On a hot July afternoon, Martin Riese sits in a suit at one of the patio tables at Ray’s and Stark with eight bottles of water and 16 glasses in front of him. He laughs as museum goers pause in front of his table to smirk or make a comment about the odd man with all that water.
There are bottles from France, Norway, Fiji, Germany and the United States, all neatly lined up, from flat to sparkling, ready to be poured for a water tasting.
In case it’s not clear, Riese is crazy about H20. He’s taking the clear liquid most of us take for granted as a simple necessity and attempting to turn it into a serious business.
Reise is the water sommelier -- yes, there is such a thing -- for the Patina Group of Retaurants. He’s launching a water menu Monday at Ray’s and Stark, the restaurant at the Los Angeles County Museum of Art, where he is also the general manager. Some of the bottles will be priced as high as $20.
If you’re rolling your eyes right now at the thought of water sommeliers, water menus, and pricey bottles of water, know this: Glasses of curated cold water are one of the hottest things showing up on menus.
The concept of water menus has been attempted in Europe, with perhaps the most famous being from Le Water Bar Colette in Paris. It has even been tried in L.A. The Bazaar at the SLS offered a water menu a couple years back, but the concept never really took off.
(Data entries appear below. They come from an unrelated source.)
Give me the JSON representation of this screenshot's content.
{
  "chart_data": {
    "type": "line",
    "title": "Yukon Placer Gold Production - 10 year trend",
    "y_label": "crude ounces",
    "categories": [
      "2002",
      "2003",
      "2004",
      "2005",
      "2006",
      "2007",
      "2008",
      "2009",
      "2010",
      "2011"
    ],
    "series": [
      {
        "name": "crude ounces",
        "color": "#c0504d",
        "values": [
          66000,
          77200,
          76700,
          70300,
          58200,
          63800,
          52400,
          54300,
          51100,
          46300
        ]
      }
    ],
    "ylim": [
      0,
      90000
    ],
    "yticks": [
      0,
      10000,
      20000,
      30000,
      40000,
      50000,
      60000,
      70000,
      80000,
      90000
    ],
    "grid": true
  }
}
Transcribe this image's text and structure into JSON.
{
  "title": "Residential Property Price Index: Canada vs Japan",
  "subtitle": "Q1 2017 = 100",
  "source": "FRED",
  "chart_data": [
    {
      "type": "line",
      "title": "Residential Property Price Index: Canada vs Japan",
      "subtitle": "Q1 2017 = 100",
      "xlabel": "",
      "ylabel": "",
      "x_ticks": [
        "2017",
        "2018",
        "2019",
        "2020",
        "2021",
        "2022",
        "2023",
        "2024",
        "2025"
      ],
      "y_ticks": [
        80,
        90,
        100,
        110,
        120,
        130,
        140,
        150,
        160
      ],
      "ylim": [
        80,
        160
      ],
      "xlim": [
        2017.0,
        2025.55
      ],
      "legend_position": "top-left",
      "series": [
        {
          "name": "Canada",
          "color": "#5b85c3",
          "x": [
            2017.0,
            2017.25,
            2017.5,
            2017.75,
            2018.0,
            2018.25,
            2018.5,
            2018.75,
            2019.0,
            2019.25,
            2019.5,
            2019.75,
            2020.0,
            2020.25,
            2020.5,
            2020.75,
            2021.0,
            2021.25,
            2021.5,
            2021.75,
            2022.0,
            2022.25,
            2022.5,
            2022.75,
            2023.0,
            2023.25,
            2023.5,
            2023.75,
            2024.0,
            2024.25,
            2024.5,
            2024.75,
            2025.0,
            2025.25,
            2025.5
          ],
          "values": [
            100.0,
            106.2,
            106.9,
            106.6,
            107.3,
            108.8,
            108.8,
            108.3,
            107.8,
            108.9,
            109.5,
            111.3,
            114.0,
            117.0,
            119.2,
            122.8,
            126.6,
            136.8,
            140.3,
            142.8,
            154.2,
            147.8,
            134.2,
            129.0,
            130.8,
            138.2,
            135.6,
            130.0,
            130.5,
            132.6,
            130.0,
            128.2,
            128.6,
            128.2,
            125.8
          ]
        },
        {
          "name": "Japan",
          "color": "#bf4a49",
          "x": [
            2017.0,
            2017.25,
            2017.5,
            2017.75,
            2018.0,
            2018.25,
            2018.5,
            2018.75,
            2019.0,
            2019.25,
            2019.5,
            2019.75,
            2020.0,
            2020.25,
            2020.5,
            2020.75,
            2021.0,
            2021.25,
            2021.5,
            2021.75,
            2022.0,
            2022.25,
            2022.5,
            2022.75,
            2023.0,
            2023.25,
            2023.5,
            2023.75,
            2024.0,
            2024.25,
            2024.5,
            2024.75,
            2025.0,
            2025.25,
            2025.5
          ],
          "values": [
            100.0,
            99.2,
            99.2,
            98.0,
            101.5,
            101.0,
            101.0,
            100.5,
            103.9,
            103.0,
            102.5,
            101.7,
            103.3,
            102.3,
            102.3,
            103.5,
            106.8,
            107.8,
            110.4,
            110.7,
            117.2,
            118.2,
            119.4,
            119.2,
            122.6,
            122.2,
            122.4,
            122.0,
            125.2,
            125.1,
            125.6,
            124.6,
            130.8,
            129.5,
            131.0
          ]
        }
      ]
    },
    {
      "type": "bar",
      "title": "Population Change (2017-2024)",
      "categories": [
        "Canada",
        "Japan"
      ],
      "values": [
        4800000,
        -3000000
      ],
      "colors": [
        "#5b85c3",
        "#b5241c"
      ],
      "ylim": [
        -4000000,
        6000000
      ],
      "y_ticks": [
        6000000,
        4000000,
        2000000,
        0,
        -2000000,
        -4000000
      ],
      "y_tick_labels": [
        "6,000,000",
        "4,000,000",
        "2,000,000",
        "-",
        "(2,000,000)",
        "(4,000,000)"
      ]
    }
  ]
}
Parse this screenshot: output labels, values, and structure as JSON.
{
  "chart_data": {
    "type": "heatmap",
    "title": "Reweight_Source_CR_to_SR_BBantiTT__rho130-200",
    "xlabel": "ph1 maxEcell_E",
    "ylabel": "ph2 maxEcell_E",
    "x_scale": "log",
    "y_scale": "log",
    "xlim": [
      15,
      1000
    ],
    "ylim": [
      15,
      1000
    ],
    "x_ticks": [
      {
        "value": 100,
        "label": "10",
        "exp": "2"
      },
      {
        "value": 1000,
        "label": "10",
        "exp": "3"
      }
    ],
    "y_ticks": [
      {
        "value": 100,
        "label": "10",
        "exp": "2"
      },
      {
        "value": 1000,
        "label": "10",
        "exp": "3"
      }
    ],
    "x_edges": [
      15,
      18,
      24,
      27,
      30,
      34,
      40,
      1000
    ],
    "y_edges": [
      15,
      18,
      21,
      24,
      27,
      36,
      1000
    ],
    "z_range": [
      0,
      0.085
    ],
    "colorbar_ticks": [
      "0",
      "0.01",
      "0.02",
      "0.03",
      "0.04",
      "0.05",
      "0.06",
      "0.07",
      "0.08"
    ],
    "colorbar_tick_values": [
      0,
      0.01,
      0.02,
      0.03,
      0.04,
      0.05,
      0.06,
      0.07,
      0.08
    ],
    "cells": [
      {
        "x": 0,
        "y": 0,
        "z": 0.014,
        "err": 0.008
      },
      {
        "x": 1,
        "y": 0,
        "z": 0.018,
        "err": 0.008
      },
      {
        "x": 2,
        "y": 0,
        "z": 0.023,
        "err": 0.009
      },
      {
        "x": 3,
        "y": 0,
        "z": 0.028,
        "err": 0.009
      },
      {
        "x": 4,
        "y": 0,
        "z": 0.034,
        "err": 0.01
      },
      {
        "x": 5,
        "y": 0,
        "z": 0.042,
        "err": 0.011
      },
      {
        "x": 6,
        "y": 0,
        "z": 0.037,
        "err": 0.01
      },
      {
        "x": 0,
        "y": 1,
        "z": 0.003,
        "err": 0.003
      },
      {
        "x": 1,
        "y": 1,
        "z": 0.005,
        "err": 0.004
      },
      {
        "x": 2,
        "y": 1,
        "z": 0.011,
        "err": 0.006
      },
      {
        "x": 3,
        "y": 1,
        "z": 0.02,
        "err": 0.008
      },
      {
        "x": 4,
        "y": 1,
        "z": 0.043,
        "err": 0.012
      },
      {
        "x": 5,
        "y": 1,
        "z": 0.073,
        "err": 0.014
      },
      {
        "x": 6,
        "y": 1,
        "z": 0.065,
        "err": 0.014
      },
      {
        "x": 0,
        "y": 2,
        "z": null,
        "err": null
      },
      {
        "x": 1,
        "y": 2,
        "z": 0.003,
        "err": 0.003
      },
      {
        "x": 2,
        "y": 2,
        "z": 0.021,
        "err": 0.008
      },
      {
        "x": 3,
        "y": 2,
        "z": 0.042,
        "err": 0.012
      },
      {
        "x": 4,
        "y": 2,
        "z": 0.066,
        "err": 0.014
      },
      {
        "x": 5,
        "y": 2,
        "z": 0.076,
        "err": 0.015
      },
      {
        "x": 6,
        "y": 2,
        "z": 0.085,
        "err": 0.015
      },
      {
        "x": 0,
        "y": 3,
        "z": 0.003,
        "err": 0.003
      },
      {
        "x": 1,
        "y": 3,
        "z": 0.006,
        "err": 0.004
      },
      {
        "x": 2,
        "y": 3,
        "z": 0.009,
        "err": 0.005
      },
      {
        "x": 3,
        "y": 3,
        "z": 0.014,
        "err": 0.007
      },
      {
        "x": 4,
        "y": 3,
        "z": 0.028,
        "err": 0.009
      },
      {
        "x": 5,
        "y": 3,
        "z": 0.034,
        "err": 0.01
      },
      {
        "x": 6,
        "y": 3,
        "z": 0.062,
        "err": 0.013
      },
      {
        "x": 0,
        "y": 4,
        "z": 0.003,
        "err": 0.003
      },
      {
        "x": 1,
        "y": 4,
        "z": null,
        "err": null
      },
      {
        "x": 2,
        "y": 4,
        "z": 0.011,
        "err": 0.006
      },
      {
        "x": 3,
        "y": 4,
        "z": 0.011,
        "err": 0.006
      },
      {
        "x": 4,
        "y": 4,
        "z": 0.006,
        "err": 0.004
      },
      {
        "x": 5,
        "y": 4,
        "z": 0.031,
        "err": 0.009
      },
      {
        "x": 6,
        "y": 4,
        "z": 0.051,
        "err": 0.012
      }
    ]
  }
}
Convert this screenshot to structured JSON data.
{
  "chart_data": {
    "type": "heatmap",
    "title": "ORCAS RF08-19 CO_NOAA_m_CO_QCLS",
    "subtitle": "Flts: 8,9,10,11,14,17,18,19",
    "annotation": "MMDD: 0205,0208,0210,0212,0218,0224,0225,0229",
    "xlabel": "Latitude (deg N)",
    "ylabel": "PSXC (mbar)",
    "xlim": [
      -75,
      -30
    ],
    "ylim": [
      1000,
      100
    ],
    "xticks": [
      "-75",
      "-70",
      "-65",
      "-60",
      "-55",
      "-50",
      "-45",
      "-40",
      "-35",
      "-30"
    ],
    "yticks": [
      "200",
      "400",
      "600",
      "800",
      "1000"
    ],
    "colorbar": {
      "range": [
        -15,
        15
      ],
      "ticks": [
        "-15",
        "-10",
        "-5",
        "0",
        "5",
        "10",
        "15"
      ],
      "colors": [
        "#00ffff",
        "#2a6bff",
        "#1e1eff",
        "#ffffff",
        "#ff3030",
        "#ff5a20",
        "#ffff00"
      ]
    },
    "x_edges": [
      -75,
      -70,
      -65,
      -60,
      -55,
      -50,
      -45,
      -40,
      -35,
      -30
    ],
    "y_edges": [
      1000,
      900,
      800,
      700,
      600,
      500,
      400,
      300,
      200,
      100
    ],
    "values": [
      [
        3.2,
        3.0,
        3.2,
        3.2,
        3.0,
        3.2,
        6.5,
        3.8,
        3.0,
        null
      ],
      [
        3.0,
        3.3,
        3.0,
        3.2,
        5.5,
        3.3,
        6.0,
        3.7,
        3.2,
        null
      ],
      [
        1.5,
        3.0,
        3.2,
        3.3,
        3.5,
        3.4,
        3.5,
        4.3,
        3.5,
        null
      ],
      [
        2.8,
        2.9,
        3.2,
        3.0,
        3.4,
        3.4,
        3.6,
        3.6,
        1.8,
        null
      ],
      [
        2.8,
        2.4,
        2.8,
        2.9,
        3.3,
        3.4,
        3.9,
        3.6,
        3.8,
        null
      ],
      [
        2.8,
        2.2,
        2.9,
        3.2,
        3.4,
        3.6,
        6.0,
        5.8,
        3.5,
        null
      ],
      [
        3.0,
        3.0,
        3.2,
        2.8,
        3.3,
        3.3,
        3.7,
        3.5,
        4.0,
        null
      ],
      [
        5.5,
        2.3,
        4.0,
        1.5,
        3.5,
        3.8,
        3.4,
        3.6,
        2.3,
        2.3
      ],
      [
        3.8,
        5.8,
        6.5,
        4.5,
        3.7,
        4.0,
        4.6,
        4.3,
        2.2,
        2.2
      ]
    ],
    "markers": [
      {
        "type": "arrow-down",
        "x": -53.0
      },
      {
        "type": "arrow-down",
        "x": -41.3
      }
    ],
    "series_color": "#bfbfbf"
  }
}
Riese is hoping his menu with 20 waters from around 10 different countries will create a new experience for diners, one that goes beyond “flat or sparkling.”
But on this hot day, one of the glasses in front of Riese is half full with tap water he retrieved from the men’s bathroom.
“Smell this tap water. It smells like chlorine,” said Riese with a look of disgust. “As a restaurant person here in L.A., I can say I would never drink that water. When you have good food, good wine and good spirits, you don’t want to contaminate that with this water.”
Riese was certified as a water sommelier after taking a weeklong course in Germany at Doemen’s, one of a few schools in the world that offers certification for water specialists, but he insists he was largely self-trained by tasting.
He’s worked at Michelin star restaurants all over the world and in 2005, he introduced a 40-label water menu at a German restaurant. He also wrote a book in 2009 about water and his knowledge on the subject earned him a special O-1 visa to live and work in the United States from Germany, awarded to individuals with extraordinary abilities and typically given to scientists and inventors.
“All waters have unique tastes, and a lot of Americans think water is just water, but I completely don’t believe in that,” said Riese. “Water has so many interesting nuances.”
He pours a glass of Fiji water and swirls it like a glass of wine. He then takes a sip, puckers his lips and chews on the water for a bit before swallowing. He then pours a glass of Voss water and follows the same tasting procedure.
“Fiji is more in the smooth area and very light when I’m tasting it,” said Riese. “Voss has more of a bitter taste to it. Right away I’m getting it on my palate when I drink the Voss. But Fiji, I don’t have that.”
Riese recommends Voss, with its bitter notes, for salads and Fiji, with its sweet notes, for desserts. After the water menu launches, Riese will make himself available to guests who would like water pairing recommendations for their food.
Riese’s water menu will include 20 brands, including a water he crafted called Beverly Hills 90H20. It retails for $12 a bottle and is made from spring water from the Sierra Nevadas and added minerals. The bottles are made in limited editions of 10,000 individually numbered glass bottles. Other waters on the menu include Fiji water from Fiji, Voss from Norway, Badoit sparkling water from France and Berg from Canada. They will range in price from $8 to $20 a bottle.
“The hardest thing is to get the different waters into the country,” said Riese. “For instance, I’m a huge fan of Tasmania rainwater, it’s completely cool, but I can’t get it here in the United States. So I had to find like waters that I can actually access.”
One of his favorites that he’d like to include on the menu is called Iskilde “cold spring” from Denmark. It’s a still water that has oxygen bubbles rather than carbon dioxide.
“This water is extremely sweet with a little bit of earthy notes to it as well and it’s really interesting.”
The menu will include a photo of each water bottle, the history of the water, whether it’s sparkling or flat, the content of what’s in the water and a dot taste rating system meant to show people how bitter or sweet a certain water tastes.
The prototype menu, if successful, will be introduced to other Patina Group restaurants.
“For me, I want to make it accessible, and I just want people to have fun trying it,” said Riese.